Dairy farms proliferated in the early 20th century as bush was cleared, land drained, and pasture improved with superphosphate fertiliser and faster-growing grasses and clovers. Although dairying required more labour and capital than sheep and beef farming, it provided regular income, and home-bred animals could be added to the herd to either replace culled animals or increase herd size. Farmers could start small and build their herd size comparatively quickly.
Dairying was developed in regions where rainfall was reliable and winters were warmer, such as Northland, Waikato, Taranaki, Bay of Plenty, Manawatū, Nelson and the West Coast. Farms were small, usually near factories, and could graze two cows per hectare.

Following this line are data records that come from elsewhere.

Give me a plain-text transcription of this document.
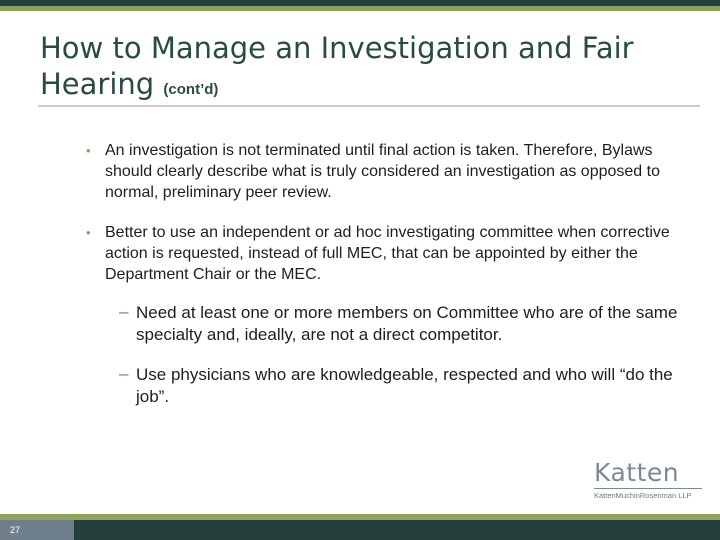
How to Manage an Investigation and Fair Hearing (cont’d)
• An investigation is not terminated until final action is taken. Therefore, Bylaws should clearly describe what is truly considered an investigation as opposed to normal, preliminary peer review.
• Better to use an independent or ad hoc investigating committee when corrective action is requested, instead of full MEC, that can be appointed by either the Department Chair or the MEC.
– Need at least one or more members on Committee who are of the same specialty and, ideally, are not a direct competitor.
– Use physicians who are knowledgeable, respected and who will “do the job”.
Katten
KattenMuchinRosenman LLP
27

Cows, like other animals that eat pasture, have a four-chambered stomach called a rumen. Such animals are called ruminants. The rumen digests food with high cellulose content such as grass. The ingested pasture moves from chamber to chamber, progressively broken down by bacteria, fungi and protozoa, to a form that can be passed into the intestine.
Grass to milk conversion
Only 10% of the world’s dairy cows live solely on grazed pasture. This is an important advantage of the New Zealand dairy industry. New Zealand has a climate that, in most regions, grows grass year-round, and is mild enough that cows can be kept outside in all seasons. This means that the cost of feeding and caring for dairy cows is lower than anywhere else in the world. In most other countries cows live in stalls, and eat ‘cut and carry’ feed (pasture or grain harvested and taken indoors) and grain-based supplements.
The price of milk
It takes about 1 kilogram of dry pasture eaten by a cow to produce one kilogram (about a litre) of milk. Mature cows eat about 17 kilograms of dry pasture each day and drink up to 50 litres of water. Grazed pasture costs less than 5 cents per kilogram to produce. Including capital farm costs, the cost of producing one litre of milk is 10–12 cents. In 2007/8 New Zealand farmers were paid more than 90 cents per litre.
New Zealand farmers use fencing to ration pastures, making sure cows receive the required daily allowance but not too much. Fencing off areas minimises the amount of pasture that is trampled, fouled and wasted, especially in winter. In the 1930s Bill Gallagher in Hamilton invented low-voltage electric fencing, which is used to divide paddocks into strips that are grazed between milkings.
Farmers who know the total pasture area, the growth rate of grass and clover, and the numbers of cows and their requirements, can devise a grazing rotation over the farm to prevent a shortage of feed and maximise milk yield.
Any surplus grass in spring, which is when grass grows fastest, is made into silage in pits, stacks or bags, and stored to supplement winter feed.